DURATION: until 12. 3. 2023
LOCATION: Museum of Modern Art – Salon, Cabinet
CURATORS: Klára Jeništová, Martina Mertová
GRAPHIC: Vladimír Vaca
PHOTOGRAPHY: Zdeněk Sodoma, Malý Chmel studio, Eva Kvaššayová
RESTAURANT: Veronika Klimszová, Anežka Jadlovská
EXHIBITION INSTALLATION: Daniel Opletal, Vlastimil Sedláček, Filip Šindelář
GUIDING PROGRAMS: David Hrbek, Denisa Tessenyi
AUDIOVISION: Tomáš Jurníček

Photographs and Descriptions download HERE

The exhibition “Architecture in Process” is a probe into the work and complex thinking of an architect. It explores what is behind the final form of buildings, what steps lead to them and how architects embody their three-dimensional ideas. In a thematic selection until 12 March 2023, the Olomouc Museum of Art presents the best of its collection of architecture, which has grown to an impressive twenty-two thousand items since the late 1970s.

“It was the process of forming a collection full of sketches, drawings and models that inspired us to find the curatorial key to the exhibition, in which architecture itself is viewed in the process of its creation. Visitors will be introduced to all the steps in the search for the ideal solution to architectural tasks and to the maturation of architectural creation in general. They will trace with us the initial impulses of school drills, the consolidation of their own manuscript, personal commitment or practice made difficult by the conditions of the time,” explains curator Klára Jeništová.

The exhibition includes drawings, models and projections of realised projects and unrealised visions, both by renowned and completely forgotten architects. The selection of exhibits from the MUO collections crosses the timeline from the 19th century to the present day. “Visitors will encounter the works of famous names such as Jan Kotěra, Lubomír and Čestmír Šlapet, Alena Šrámková, the Machonins, Václav Aulický, as well as works by younger artists, for example from the Malý Chmel architectural studio. However, the exhibition also includes a fresh diploma thesis from the Prague School of Applied Arts,” says Martina Mertová, co-author of the exhibition.

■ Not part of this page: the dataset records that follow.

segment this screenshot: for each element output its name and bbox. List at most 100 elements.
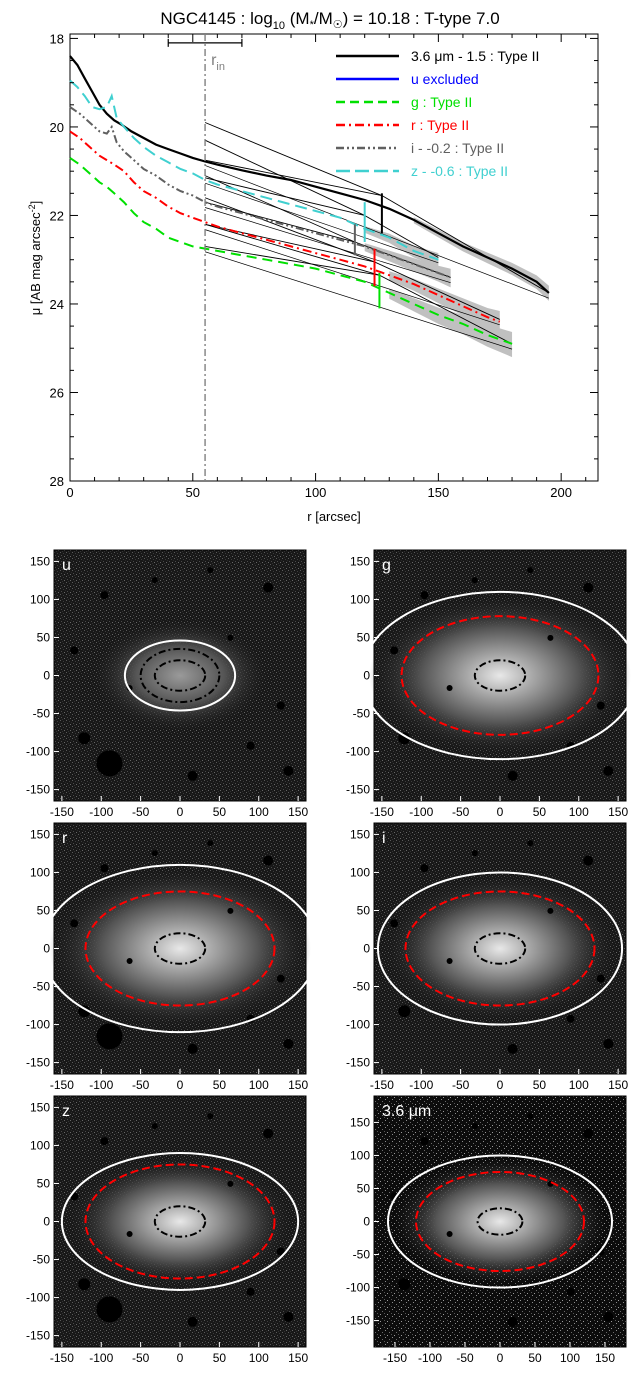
masked-source <box>507 770 518 781</box>
masked-source <box>507 1043 518 1054</box>
masked-source <box>420 591 429 600</box>
x-tick-label: -100 <box>89 805 113 819</box>
x-tick-label: 0 <box>497 1351 504 1365</box>
isophote-ellipse <box>60 1152 300 1291</box>
galaxy-glow <box>393 1158 607 1285</box>
isophote-ellipse <box>123 639 237 712</box>
x-tick-label: -150 <box>370 1078 394 1092</box>
y-tick-label: 100 <box>30 865 50 879</box>
error-band <box>389 271 500 334</box>
x-tick-label: 50 <box>533 1078 547 1092</box>
legend-label: g : Type II <box>411 94 472 110</box>
galaxy-glow <box>384 876 616 1021</box>
masked-source <box>100 591 109 600</box>
y-tick-label: -100 <box>346 1281 370 1295</box>
masked-source <box>78 1005 91 1018</box>
masked-source <box>566 1287 575 1296</box>
x-tick-label: -150 <box>383 1351 407 1365</box>
y-tick-label: 50 <box>357 1181 371 1195</box>
isophote-ellipse <box>404 890 596 1007</box>
isophote-ellipse <box>473 932 527 965</box>
image-panel: u 150 100 50 0 -50 -100 -150-150 -100 -50 0 50 100 15… <box>26 549 308 819</box>
masked-source <box>187 1043 198 1054</box>
x-tick-label: -50 <box>456 1351 474 1365</box>
x-tick-label: -50 <box>132 805 150 819</box>
masked-source <box>246 1287 255 1296</box>
isophote-ellipse <box>476 1207 524 1236</box>
galaxy-glow <box>91 619 269 732</box>
masked-source <box>187 1316 198 1327</box>
panel-label: i <box>382 830 386 847</box>
y-tick-label: 150 <box>350 554 370 568</box>
fit-line <box>204 223 380 276</box>
isophote-ellipse <box>139 647 221 704</box>
fit-envelope <box>204 182 439 264</box>
masked-source <box>390 646 399 655</box>
masked-source <box>207 567 214 574</box>
masked-source <box>78 1278 91 1291</box>
masked-source <box>96 1296 123 1323</box>
masked-source <box>78 732 91 745</box>
y-tick-label: 28 <box>50 474 64 489</box>
masked-source <box>276 974 285 983</box>
masked-source <box>126 1231 133 1238</box>
y-tick-label: 22 <box>50 208 64 223</box>
masked-source <box>527 840 534 847</box>
masked-source <box>70 646 79 655</box>
y-tick-label: 26 <box>50 385 64 400</box>
isophote-ellipse <box>153 659 207 692</box>
series-line <box>69 106 452 279</box>
y-tick-label: 0 <box>363 1215 370 1229</box>
x-tick-label: -50 <box>452 1078 470 1092</box>
masked-source <box>283 1311 294 1322</box>
masked-source <box>446 1231 453 1238</box>
fit-envelope <box>204 207 451 284</box>
x-tick-label: 50 <box>213 1351 227 1365</box>
masked-source <box>420 864 429 873</box>
legend: 3.6 μm - 1.5 : Type II u excluded g : Type… <box>336 48 539 179</box>
y-tick-label: -50 <box>353 1248 371 1262</box>
x-tick-label: -100 <box>89 1351 113 1365</box>
isophote-ellipse <box>153 932 207 965</box>
fit-line <box>204 122 383 196</box>
masked-source <box>263 582 274 593</box>
y-tick-label: 100 <box>30 1138 50 1152</box>
y-tick-label: 50 <box>37 903 51 917</box>
masked-source <box>583 582 594 593</box>
x-tick-label: -150 <box>50 805 74 819</box>
y-tick-label: -50 <box>33 980 51 994</box>
y-tick-label: -50 <box>353 707 371 721</box>
masked-source <box>420 1137 429 1146</box>
panel-label: 3.6 μm <box>382 1103 431 1120</box>
y-tick-label: 50 <box>357 903 371 917</box>
fit-envelope <box>204 251 513 350</box>
isophote-ellipse <box>387 1154 613 1289</box>
isophote-ellipse <box>361 590 639 761</box>
masked-source <box>96 1023 123 1050</box>
masked-source <box>263 855 274 866</box>
masked-source <box>227 634 234 641</box>
panel-label: z <box>62 1103 70 1120</box>
x-tick-label: -150 <box>50 1078 74 1092</box>
x-tick-label: 150 <box>288 805 308 819</box>
y-tick-label: -150 <box>346 1056 370 1070</box>
masked-source <box>227 907 234 914</box>
error-band <box>389 288 513 358</box>
x-tick-label: 100 <box>569 1078 589 1092</box>
fit-envelope <box>204 229 500 326</box>
x-tick-label: 50 <box>213 805 227 819</box>
panel-label: r <box>62 830 68 847</box>
fit-line <box>379 274 513 345</box>
x-tick-label: 200 <box>550 485 572 500</box>
legend-label: i - -0.2 : Type II <box>411 140 504 156</box>
masked-source <box>583 1128 594 1139</box>
y-axis-label: μ [AB mag arcsec-2] <box>27 201 43 316</box>
masked-source <box>151 1123 158 1130</box>
x-tick-label: 150 <box>288 1078 308 1092</box>
x-tick-label: -50 <box>132 1351 150 1365</box>
x-tick-label: 0 <box>177 1078 184 1092</box>
x-tick-label: 150 <box>608 1078 628 1092</box>
y-tick-label: 50 <box>357 630 371 644</box>
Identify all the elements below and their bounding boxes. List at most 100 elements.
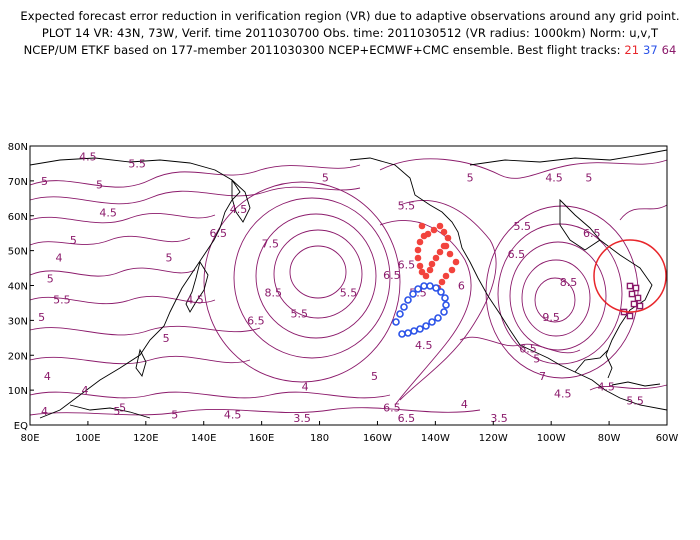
contour-value-label: 4.5 [79,150,97,163]
lon-tick-label: 60W [656,433,679,444]
contour-line [619,204,668,221]
lon-tick-label: 100W [537,433,566,444]
coastline-hudson [559,198,601,251]
contour-value-label: 5 [467,171,474,184]
contour-value-label: 7.5 [262,238,280,251]
contour-line [29,355,251,365]
contour-value-label: 8.5 [264,286,282,299]
contour-line [233,197,391,359]
contour-value-label: 6.5 [209,227,227,240]
track-c-marker [630,300,638,308]
track-label-a: 21 [624,43,640,57]
lat-tick-label: 40N [8,282,28,293]
track-a-marker [420,232,428,240]
contour-value-label: 3.5 [490,412,508,425]
track-b-marker [398,330,406,338]
track-a-marker [436,248,444,256]
contour-line [29,186,361,205]
contour-value-label: 6.5 [583,227,601,240]
contour-value-label: 6.5 [398,259,416,272]
contour-line [29,325,261,336]
coastline-caribbean [611,381,661,387]
contour-lines [29,158,668,416]
contour-value-label: 5 [585,171,592,184]
lon-tick-label: 120W [479,433,508,444]
contour-value-label: 4.5 [545,171,563,184]
lat-tick-label: 20N [8,351,28,362]
contour-line [29,407,481,416]
contour-value-label: 8.5 [560,276,578,289]
track-a-marker [436,222,444,230]
coastline-gulf [574,349,609,373]
chart-title-line3: NCEP/UM ETKF based on 177-member 2011030… [0,42,700,59]
chart-title-line1: Expected forecast error reduction in ver… [20,9,680,23]
track-b-marker [400,303,408,311]
contour-value-label: 4 [461,398,468,411]
contour-line [29,235,191,246]
contour-value-label: 6.5 [383,402,401,415]
contour-value-label: 5 [533,353,540,366]
track-a-marker [438,278,446,286]
map-background [30,146,667,425]
contour-value-label: 4.5 [554,388,572,401]
track-b-marker [409,290,417,298]
coastline-asia [29,157,241,419]
ensemble-description: NCEP/UM ETKF based on 177-member 2011030… [23,43,621,57]
contour-value-label: 6.5 [508,248,526,261]
contour-value-label: 5 [70,234,77,247]
track-b-marker [434,314,442,322]
contour-line [379,158,668,179]
track-c-marker [626,282,634,290]
contour-line [255,213,377,339]
contour-line [29,267,196,277]
track-b-marker [432,284,440,292]
coastline-kamchatka [231,178,251,223]
track-a-marker [428,260,436,268]
track-b-marker [416,325,424,333]
contour-line [379,220,472,406]
contour-value-label: 6 [458,280,465,293]
contour-value-label: 5.5 [340,286,358,299]
track-b-marker [441,294,449,302]
contour-value-label: 4 [302,381,309,394]
contour-value-label: 5.5 [626,395,644,408]
contour-line [29,213,216,224]
contour-labels: 4.55.55 54.55455.554.556.57.58.56.55.554.… [38,150,644,425]
lat-tick-label: 60N [8,212,28,223]
contour-value-label: 5.5 [128,157,146,170]
track-a-marker [426,266,434,274]
contour-value-label: 4.5 [224,409,242,422]
contour-line [399,200,497,401]
track-a-marker [418,268,426,276]
contour-value-label: 5 [171,409,178,422]
contour-value-label: 5 [113,405,120,418]
contour-value-label: 5 [322,171,329,184]
contour-value-label: 4 [55,252,62,265]
track-b-marker [404,296,412,304]
coastline-indonesia [69,404,151,419]
coastline-alaska [349,157,668,411]
track-a-marker [414,246,422,254]
contour-value-label: 4.5 [597,381,615,394]
coastline-japan [185,260,209,313]
contour-value-label: 5.5 [53,293,71,306]
lon-tick-label: 160E [249,433,274,444]
lon-tick-label: 120E [133,433,158,444]
contour-value-label: 9.5 [542,311,560,324]
track-c-marker [632,284,640,292]
track-a-marker [446,250,454,258]
contour-value-label: 5 [163,332,170,345]
contour-value-label: 5 [165,252,172,265]
track-a-marker [418,222,426,230]
contour-value-label: 5 [96,178,103,191]
coastlines [29,149,668,419]
track-a-marker [416,262,424,270]
lat-tick-label: 50N [8,247,28,258]
contour-value-label: 5 [38,311,45,324]
track-b-marker [440,308,448,316]
track-b-marker [392,318,400,326]
contour-line [534,277,576,323]
track-label-c: 64 [661,43,677,57]
lat-tick-label: 70N [8,177,28,188]
lon-tick-label: 140W [421,433,450,444]
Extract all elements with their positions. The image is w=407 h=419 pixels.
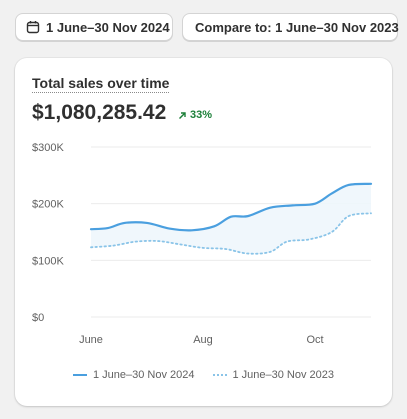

The quality of the exhibits is not always the main criterion – sometimes they serve more as an illustration of the phenomenon under study. “As an example, I can cite the various stages of the search and sketching of buildings or, for example, the change of the project under the pressure of aesthetic norms with the advent of socialist realism. At the same time, some of the exhibits touch on the museum as a collecting and educational institution – they are meant to raise questions about what else is or is not worth preserving. And also how to influence the public to see other contexts and beauty where they would not look for it, and to free themselves from simplistic categories of evaluation: like – dislike,” adds Klára Jeništová. 


Part of the exhibition will be devoted to purely contemporary work. “In order to bring people closer to todays practice, the exhibition will feature a real architectural office. We hope that the audience will also be interested in the changing approaches in the work process of architects,” says Martina Mertová. “On the basis of an open call, we selected the architectural studio Amulet with architects Petr Bureš, Alžbětová Žabová and Jan Skoček. They will be working on their own projects and on the architectural design of the museums sculpture exhibition, which will take place in 2023. People will therefore be able to communicate with the architects and follow their work in the process of creation,” says Martina Mertová. 

The exhibition is accompanied by a seventy-page catalogue in which most of the works on display are reprinted. In addition to chapters structured in accordance with the exhibitions libretto, it introduces visitors to the history and concept of Olomoucs architecture collection, which is one of the largest collections in the care of Czech museums, alongside the National Gallery, the National Technical Museum and the Brno City Museum. “The long-term effort of the Olomouc Museum of Art is to educate in the field of urban planning, architecture and conservation. We believe that this exhibition also has the potential to appeal to the general public, including child visitors, for whom our lecturers are preparing an interesting accompanying programme,” concludes Klára Jeništová.